La historia de la humanidad y la historia de la culpa duran más o menos lo mismo. Tanto que una historia de la humanidad, antes de la llegada de la culpa, no abarcaría más que unas pocas horas. Unas pocas horas de Edén y ¡zas! la culpa ya estaba ahí, en forma de manzana, en forma de macana. De ahí en más, el recorrido es más que cuantioso por cierto: de Edipo Rey de Sófocles a Crímenes y pecados de Woody Allen, pasando por Crimen y castigo de Dostoievski (Woody Allen significativamente puso “pecados” en lugar de “castigo”). Claro que ya no podemos leer esa extensa historia sin la Genealogía de la moral y Más allá del bien y del mal de Nietzsche, ni sin lo que dice Michel Foucault sobre la confesión en el primer volumen de la Historia de la sexualidad (a esas referencias mayores quisiera agregar otra, acaso menor: la primera vez que me comí un “Sin culpa”, el alfajor rosarino, lo hice suponiendo que era light. Fue un error de mi lectura culposa; de eso se trataba, justamente: de que no lo era).

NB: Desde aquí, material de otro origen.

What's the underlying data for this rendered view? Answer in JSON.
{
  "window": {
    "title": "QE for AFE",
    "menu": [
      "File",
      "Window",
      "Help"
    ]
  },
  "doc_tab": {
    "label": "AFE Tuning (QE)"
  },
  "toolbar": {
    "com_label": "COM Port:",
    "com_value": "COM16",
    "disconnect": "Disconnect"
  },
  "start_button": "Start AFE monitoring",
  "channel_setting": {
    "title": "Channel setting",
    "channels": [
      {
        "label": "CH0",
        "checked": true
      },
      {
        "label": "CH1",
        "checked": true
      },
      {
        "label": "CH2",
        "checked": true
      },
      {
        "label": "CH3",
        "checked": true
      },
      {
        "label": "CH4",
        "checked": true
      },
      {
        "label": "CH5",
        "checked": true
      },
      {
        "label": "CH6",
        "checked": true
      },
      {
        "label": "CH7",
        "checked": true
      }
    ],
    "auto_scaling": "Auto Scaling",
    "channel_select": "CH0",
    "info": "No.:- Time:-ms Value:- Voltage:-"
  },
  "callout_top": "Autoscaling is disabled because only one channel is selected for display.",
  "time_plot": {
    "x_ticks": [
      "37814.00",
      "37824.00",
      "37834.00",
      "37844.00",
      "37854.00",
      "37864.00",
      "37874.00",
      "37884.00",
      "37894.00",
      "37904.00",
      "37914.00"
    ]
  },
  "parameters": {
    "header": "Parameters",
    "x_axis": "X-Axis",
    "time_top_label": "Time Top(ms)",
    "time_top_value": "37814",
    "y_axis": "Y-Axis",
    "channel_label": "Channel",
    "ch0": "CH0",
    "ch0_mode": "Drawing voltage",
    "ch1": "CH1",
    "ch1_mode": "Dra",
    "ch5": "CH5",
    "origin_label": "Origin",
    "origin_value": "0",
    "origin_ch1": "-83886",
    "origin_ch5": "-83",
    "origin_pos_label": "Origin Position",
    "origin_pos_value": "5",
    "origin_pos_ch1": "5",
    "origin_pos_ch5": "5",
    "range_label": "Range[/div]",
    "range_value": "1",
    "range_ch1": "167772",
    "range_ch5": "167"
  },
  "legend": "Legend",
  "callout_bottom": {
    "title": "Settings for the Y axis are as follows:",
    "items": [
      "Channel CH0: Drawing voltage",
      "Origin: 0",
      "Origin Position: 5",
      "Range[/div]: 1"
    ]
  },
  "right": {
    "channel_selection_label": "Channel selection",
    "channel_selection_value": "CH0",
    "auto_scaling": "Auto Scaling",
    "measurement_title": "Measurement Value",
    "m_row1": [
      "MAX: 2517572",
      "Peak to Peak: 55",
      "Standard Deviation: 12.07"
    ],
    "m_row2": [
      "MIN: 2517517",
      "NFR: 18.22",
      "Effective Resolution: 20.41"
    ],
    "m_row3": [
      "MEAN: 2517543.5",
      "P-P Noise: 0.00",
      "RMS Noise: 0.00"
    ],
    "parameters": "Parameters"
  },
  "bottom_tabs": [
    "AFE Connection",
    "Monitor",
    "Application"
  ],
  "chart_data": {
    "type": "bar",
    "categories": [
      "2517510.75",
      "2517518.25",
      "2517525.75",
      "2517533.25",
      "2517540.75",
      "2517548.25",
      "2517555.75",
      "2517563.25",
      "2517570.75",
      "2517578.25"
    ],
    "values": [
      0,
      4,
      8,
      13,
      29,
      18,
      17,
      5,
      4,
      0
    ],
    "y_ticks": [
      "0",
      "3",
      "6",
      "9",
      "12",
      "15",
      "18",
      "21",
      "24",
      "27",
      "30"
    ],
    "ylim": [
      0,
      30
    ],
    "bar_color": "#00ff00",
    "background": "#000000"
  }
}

Esta cuestión nunca pierde vigencia, pero ahora se ve exasperada a causa de la pandemia. Porque junto con la culpa viene siempre también esto otro: a quién echarle esa culpa (¿a Eva, por haber tentado a Adán? ¿A Adán, por haberse dejado tentar por quien fuera su costilla? Ya sabemos de qué forma expeditiva zanjó Dios este dilema). La pandemia de corona virus trajo consigo otra igual de fuerte, la de la echada generalizada de culpas, como si una impensada sugestión de apocalipsis hubiese precipitado todo un clima de Juicio Final: la culpa es de los chinos (según Trump), la culpa es de los que viajaron al exterior (según los que no viajaron), la culpa es de los que se contagian (según algunos funcionarios), la culpa es de Alberto Fernández (según Baby Etchecopar, que se contagió), la culpa es de los runners (según los sedentarios), la culpa es de CABA (según provincia), la culpa es de provincia (según CABA), la culpa es de los que comen animales (según los veganos), del chancho (por haber comido) y, por fin, del que le da de comer.
Lo otro del echar culpas no tiene por qué ser el cinismo displicente del que se burla porque nada le importa, ni tampoco la negligencia del que compromete la salud de los otros asignando a ese gusto macabro el nombre impropio de libertad. Queda claro, en cualquier caso, que la máquina de inculpar (que por momentos opera a destajo) o la máquina de mortificar (la que dice que hay que sufrir, porque hay otros que están sufriendo) han de resultar decisivas en su función metafísica de la salvación de las almas; pero poco aportan, en lo terrenal, al cuidado de los cuerpos. Ahí cuentan otros factores, materiales: que un paso largo es un metro, que hay agujeros en la nariz, que escupimos cuando hablamos, que la voz traspasa telas, cosas concretas de esa índole.